Somali forces killed six al-Shabaab fighters in late January, but not before the terrorists bombed the office of Mogadishu’s mayor, stormed a government facility, killed at least five civilians and injured at least 16 more.
Most of the attacks were concentrated near Kenya’s border with Somalia, the report said. The attacks mostly targeted security vehicles, some villages, and port and road projects.
“While security officials and counter-terror bodies in the country are to be commended for the increased measures put in place to counter violent extremism in Kenya, the Observatory data shows that al-Shabaab continues to pose a threat as the frequency of terror-related attacks has increased over the year, largely targeting security officials primarily on transit or on patrol by the use of various explosive devices,” CHRIPS researcher Rahma Ramadhan said.
The most recent UNDP report indicates that military efforts alone are not enough to defeat extremism.
“Security-driven counter-terrorism responses are often costly and minimally effective, yet investments in preventive approaches to violent extremism are woefully inadequate,” Steiner said. “The social contract between states and citizens must be reinvigorated to tackle root causes of violent extremism.”
The report argues that a new approach to stemming extremist violence should aim to understand the complex ways violent extremist groups recruit or intimidate civilians as they act as alternatives to state authority.

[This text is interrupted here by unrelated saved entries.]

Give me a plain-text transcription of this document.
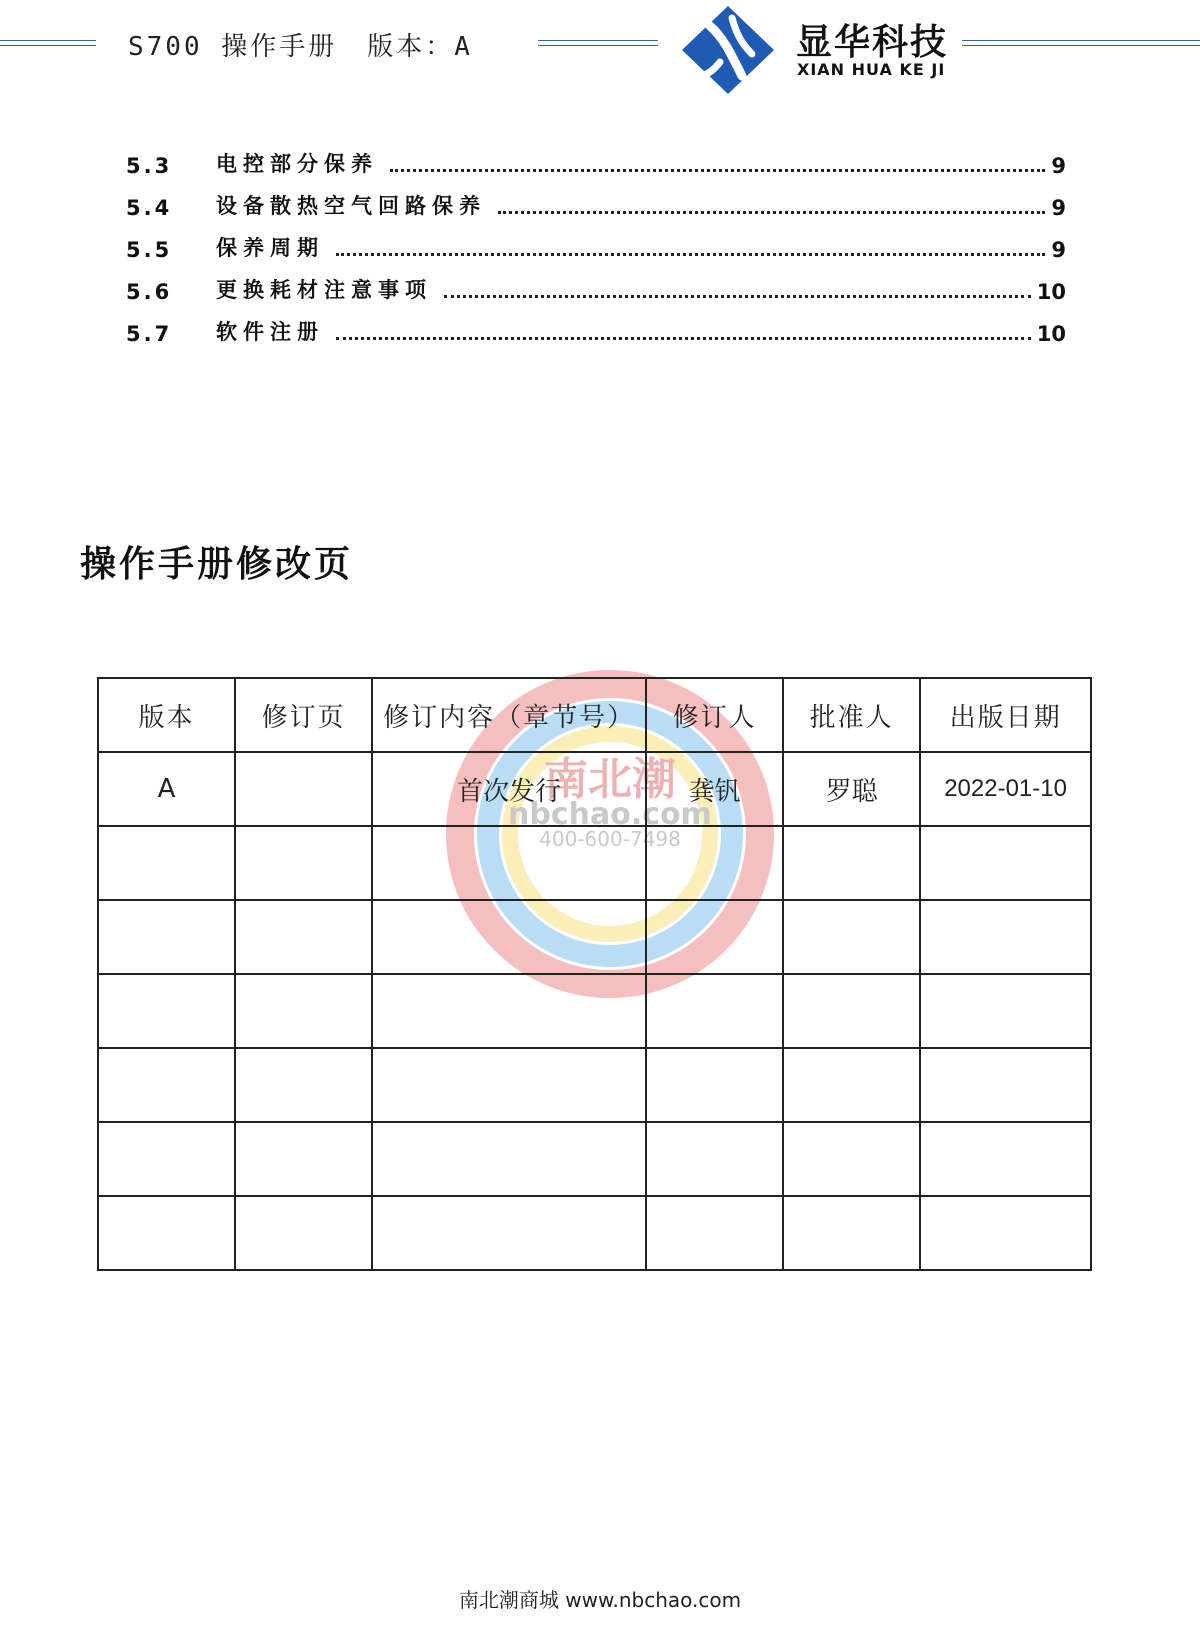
S700 操作手册 版本：A	显华科技
XIAN HUA KE JI
5.3	电控部分保养	9
5.4	设备散热空气回路保养	9
5.5	保养周期	9
5.6	更换耗材注意事项	10
5.7	软件注册	10
操作手册修改页
南北潮
nbchao.com
400-600-7498
版本	修订页	修订内容（章节号）	修订人	批准人	出版日期
A		首次发行	龚钒	罗聪	2022-01-10

南北潮商城 www.nbchao.com
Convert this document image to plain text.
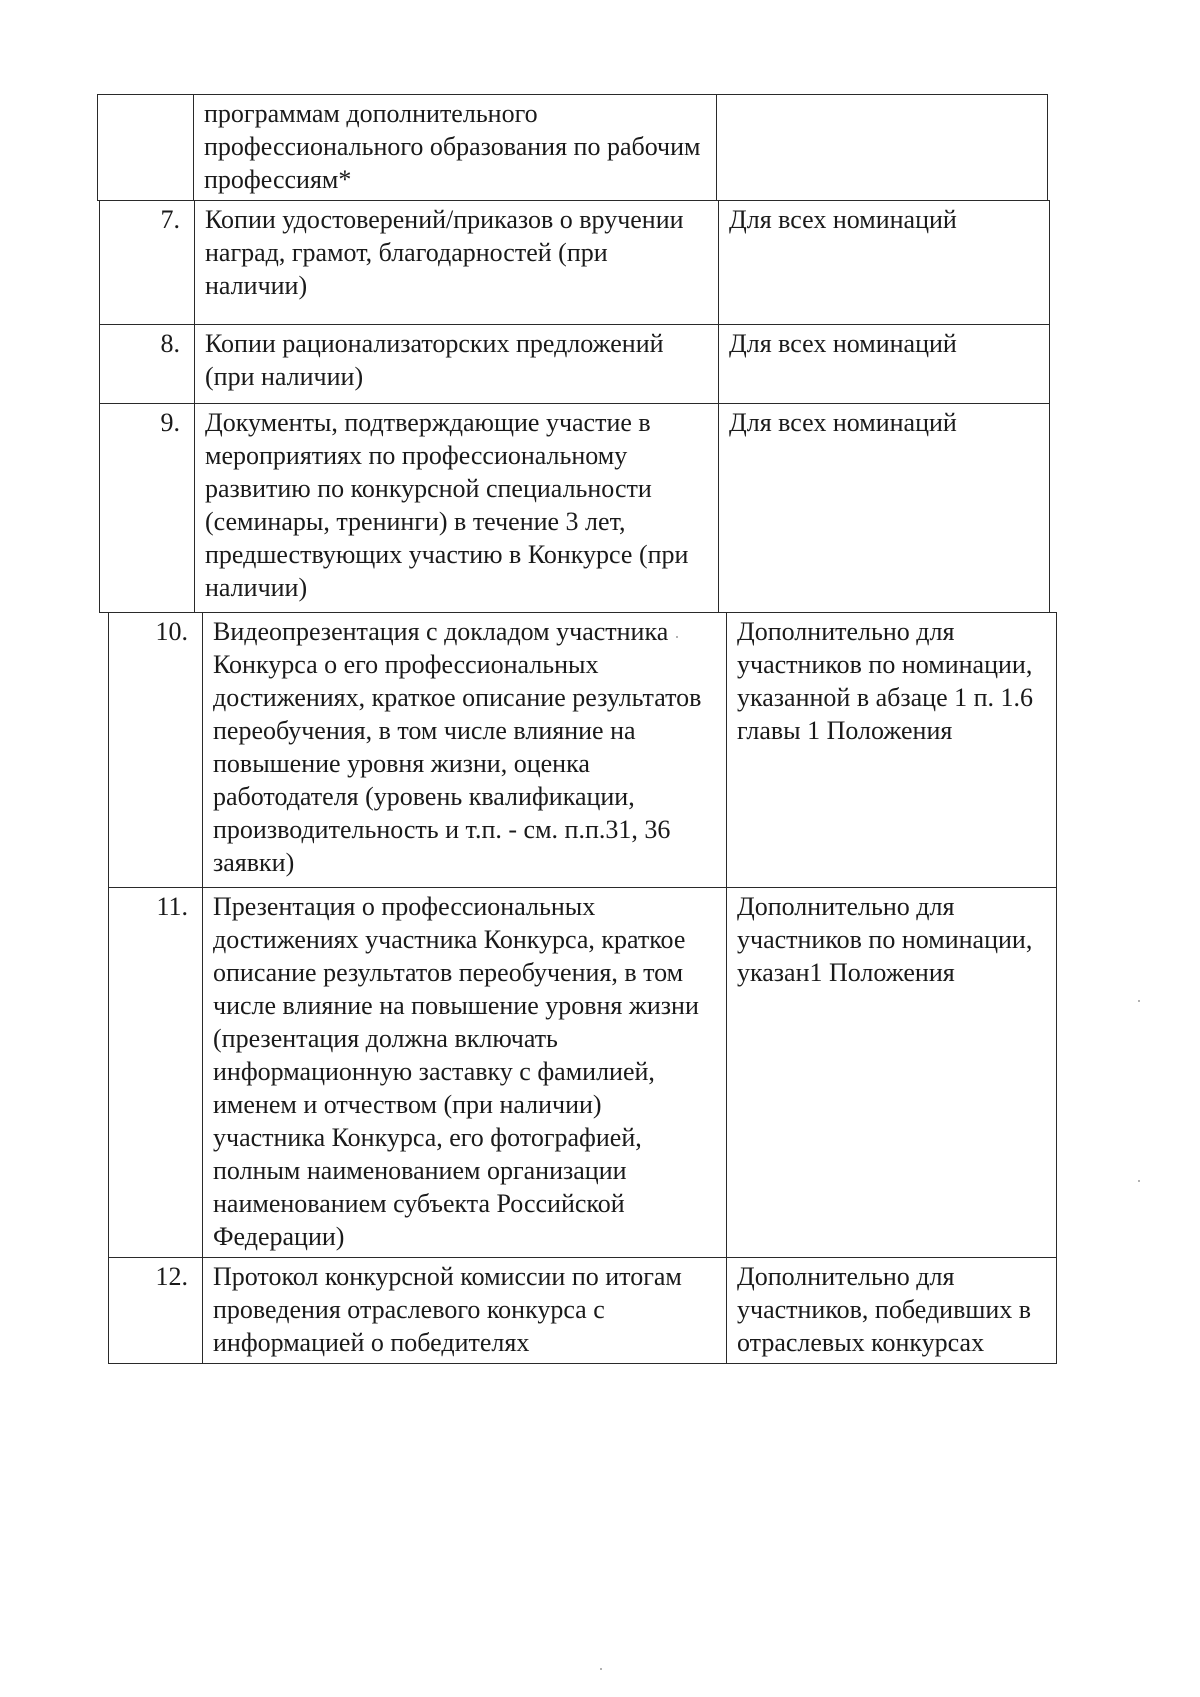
программам дополнительного профессионального образования по рабочим профессиям*

7.	Копии удостоверений/приказов о вручении наград, грамот, благодарностей (при наличии)	Для всех номинаций

8.	Копии рационализаторских предложений (при наличии)	Для всех номинаций

9.	Документы, подтверждающие участие в мероприятиях по профессиональному развитию по конкурсной специальности (семинары, тренинги) в течение 3 лет, предшествующих участию в Конкурсе (при наличии)	Для всех номинаций
10.	Видеопрезентация с докладом участника Конкурса о его профессиональных достижениях, краткое описание результатов переобучения, в том числе влияние на повышение уровня жизни, оценка работодателя (уровень квалификации, производительность и т.п. - см. п.п.31, 36 заявки)	Дополнительно для участников по номинации, указанной в абзаце 1 п. 1.6 главы 1 Положения

11.	Презентация о профессиональных достижениях участника Конкурса, краткое описание результатов переобучения, в том числе влияние на повышение уровня жизни (презентация должна включать информационную заставку с фамилией, именем и отчеством (при наличии) участника Конкурса, его фотографией, полным наименованием организации наименованием субъекта Российской Федерации)	Дополнительно для участников по номинации, указан1 Положения

12.	Протокол конкурсной комиссии по итогам проведения отраслевого конкурса с информацией о победителях	Дополнительно для участников, победивших в отраслевых конкурсах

That knowledge may help stakeholders work with local and national governments to ensure that people have access to the rights, goods and services they need to lead prosperous lives.
Transitional justice, the process of responding to human rights violations through judicial improvements and political reform, is critical to rebuilding inclusive states in the context of extremist violence, said
Amanda Lucey, a senior project leader at the
Institute for Justice and Reconciliation, a South African think tank.
Lucey agreed that systemic state failure, limited economic opportunity, marginalization and discrimination all led to the rise of extremist violence groups in Africa, specifically the radicalization of young people.
“This requires a shift in policy thinking, from a greater emphasis on the individual towards the collective and structural conditions that give rise to violence, and an understanding that radicalization may emerge from the absence of alternatives in which to engage the State,” Lucey wrote on South African news website news24.com.